ILO chief bemoans Bangladesh factory worker-owner relations

Guy Ryder, the visiting ILO Director-General, has said relations between workers and factory owners in Bangladesh left much to be desired.

Senior Correspondentbdnews24.com
Published : 13 Dec 2016, 10:58 AM
Updated : 13 Dec 2016, 01:50 PM

“My impression here is there is not the level of confidence and trust between employers and workers which is what is needed both to ensure good working conditions, but also to ensure the factory are productive and successful,” Ryder said at a Dhaka press briefing on Tuesday.

"Productive industrial relations are one of the keys to successful development," he added.

He called for “social dialogue” in industries, apart from making the work place safe, to encourage workers and employers to work together in “a more cooperative relationship”.

Ryder is the first chief of the UN labour agency to visit Bangladesh in decades.

It comes amid ongoing efforts to make factories safe and ensure workers’ rights following the Rana Plaza building collapse.

During his Dec 10-13 stay, he met Prime Minister Sheikh Hasina and also discussed a variety of work-related issues with government ministers, workers’ and owners’ organisations as well as development partners.

He took part in the Ninth Global Forum for Migration and Development and the Dhaka Summit on Skills, Employability, and Decent Work 2016, held as part of the ILO’s Future of Work initiative.

He also attended the launch of a new ILO project funded by Sweden and Denmark, which aims to build social dialogue and harmonious industrial relations in the Ready-Made Garment (RMG) industry.

A new skills programme funded by the European Union was also launched in his presence. The programme will continue reforms in the skills development sector.

A Memorandum of Intent between the government of Bangladesh, the Netherlands, United Kingdom and the ILO was signed to continue their joint efforts to improve working conditions in the RMG sector.

He also visited two RMG factories on the outskirts of Dhaka, where he saw some of the works undertaken after the Rana Plaza collapse to improve factory safety and talked with members of management, unions, workers and Safety Committees.

“I think we have come a long way. Still there is a long road to travel together,” he said, replying to questions at the briefing, with state minister for labour and employment Mojibur Rahman Chunnu at his side.

“I would say that since 2O13 a great deal of work had been done to undertake structural assessment and safety of the building and take remedial measures. Good progress has been made, but the job is not finished,” he said.

He also echoed the state minister’s comment that “we must not lose momentum…we must continue work which is underway”. Ryder said: "That is the ambition the ILO and the government share.”

He acknowledged that the labour act had been amended, but said the ILO would like to see some further modifications in the law. He said the ILO also wanted to see full labour rights extended even in the EPZs.

“If this country wants to sustain a successful and growing RMG sector, it must make safety a priority and ensure that industrial practices are in conformity with international labour standards.

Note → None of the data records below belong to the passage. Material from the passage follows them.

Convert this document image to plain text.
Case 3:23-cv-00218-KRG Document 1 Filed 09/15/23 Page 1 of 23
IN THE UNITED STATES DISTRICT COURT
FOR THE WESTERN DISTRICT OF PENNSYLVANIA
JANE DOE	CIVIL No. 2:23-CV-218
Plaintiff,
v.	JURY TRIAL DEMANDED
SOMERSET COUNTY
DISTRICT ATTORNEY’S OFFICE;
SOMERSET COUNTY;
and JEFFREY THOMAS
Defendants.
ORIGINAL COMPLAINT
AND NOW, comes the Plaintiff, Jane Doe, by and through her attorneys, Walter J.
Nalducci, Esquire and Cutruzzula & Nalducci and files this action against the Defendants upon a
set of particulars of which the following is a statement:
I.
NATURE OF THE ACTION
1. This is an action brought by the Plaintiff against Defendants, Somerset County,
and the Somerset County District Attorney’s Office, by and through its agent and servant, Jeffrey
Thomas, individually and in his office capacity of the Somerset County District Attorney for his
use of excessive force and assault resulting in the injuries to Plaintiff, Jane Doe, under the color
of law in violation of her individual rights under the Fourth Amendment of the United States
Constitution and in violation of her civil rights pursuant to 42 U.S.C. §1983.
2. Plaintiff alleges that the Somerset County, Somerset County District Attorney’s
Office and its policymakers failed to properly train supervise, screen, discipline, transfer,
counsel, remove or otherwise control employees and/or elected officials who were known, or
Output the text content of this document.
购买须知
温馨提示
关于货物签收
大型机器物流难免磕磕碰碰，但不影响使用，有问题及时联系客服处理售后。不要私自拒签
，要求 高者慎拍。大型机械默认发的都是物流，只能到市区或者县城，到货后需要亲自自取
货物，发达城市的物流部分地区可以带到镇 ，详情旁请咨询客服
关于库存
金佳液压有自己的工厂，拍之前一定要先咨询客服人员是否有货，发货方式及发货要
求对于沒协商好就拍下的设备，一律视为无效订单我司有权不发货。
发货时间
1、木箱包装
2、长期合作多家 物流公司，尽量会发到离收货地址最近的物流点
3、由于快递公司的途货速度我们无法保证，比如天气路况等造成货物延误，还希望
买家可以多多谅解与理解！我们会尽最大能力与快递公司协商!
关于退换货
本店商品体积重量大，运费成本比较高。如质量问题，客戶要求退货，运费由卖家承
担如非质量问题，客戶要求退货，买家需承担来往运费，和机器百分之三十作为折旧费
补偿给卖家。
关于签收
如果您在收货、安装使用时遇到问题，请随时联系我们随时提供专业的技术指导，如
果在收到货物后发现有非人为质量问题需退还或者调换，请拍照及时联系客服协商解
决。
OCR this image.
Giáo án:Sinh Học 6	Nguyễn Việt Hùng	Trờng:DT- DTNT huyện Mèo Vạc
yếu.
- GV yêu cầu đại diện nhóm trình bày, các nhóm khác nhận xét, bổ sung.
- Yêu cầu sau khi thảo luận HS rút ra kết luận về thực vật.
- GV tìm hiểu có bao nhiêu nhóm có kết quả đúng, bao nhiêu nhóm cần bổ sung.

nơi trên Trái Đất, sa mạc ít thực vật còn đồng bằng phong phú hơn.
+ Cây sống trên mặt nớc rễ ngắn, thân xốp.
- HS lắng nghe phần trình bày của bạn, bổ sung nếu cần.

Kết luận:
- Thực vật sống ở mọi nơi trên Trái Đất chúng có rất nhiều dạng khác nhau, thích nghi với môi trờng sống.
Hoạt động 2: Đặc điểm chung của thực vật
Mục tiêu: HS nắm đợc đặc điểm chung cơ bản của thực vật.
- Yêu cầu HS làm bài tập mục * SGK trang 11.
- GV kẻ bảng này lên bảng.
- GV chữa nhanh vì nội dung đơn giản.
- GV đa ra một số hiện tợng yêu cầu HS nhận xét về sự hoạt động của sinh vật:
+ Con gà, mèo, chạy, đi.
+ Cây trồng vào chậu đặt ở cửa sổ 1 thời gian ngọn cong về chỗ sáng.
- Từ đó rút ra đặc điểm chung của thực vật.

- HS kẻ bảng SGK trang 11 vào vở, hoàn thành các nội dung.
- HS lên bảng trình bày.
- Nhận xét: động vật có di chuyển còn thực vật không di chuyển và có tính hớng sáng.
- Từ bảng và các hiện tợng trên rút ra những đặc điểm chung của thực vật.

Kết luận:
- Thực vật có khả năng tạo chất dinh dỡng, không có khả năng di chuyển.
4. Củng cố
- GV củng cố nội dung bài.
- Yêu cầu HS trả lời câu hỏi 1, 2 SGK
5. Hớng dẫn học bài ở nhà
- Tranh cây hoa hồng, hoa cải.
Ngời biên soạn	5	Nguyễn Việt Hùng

“It has an interest in ensuring positive industrial relations practices, including respect of trade union rights and activities.

“All those things, I think, are very important. I would reiterate the importance of the skills agenda as well,” he said, adding that both Bangladesh and the ILO had a joint interest in ensuring good management of migration.

The state minister said Bangladesh was “very respectful” to ILO conventions and the government was “very open” to allowing trade unions in factories.

He said since the Rana Plaza collapse, the government had given approval to 4OO trade unions.

“We are granting approval to all unions that can fulfill the criteria,” he said, explaining that some trade unions could not be registered as they had failed to meet the criteria relating to managing support and signatures of 3O percent of workers of a factory.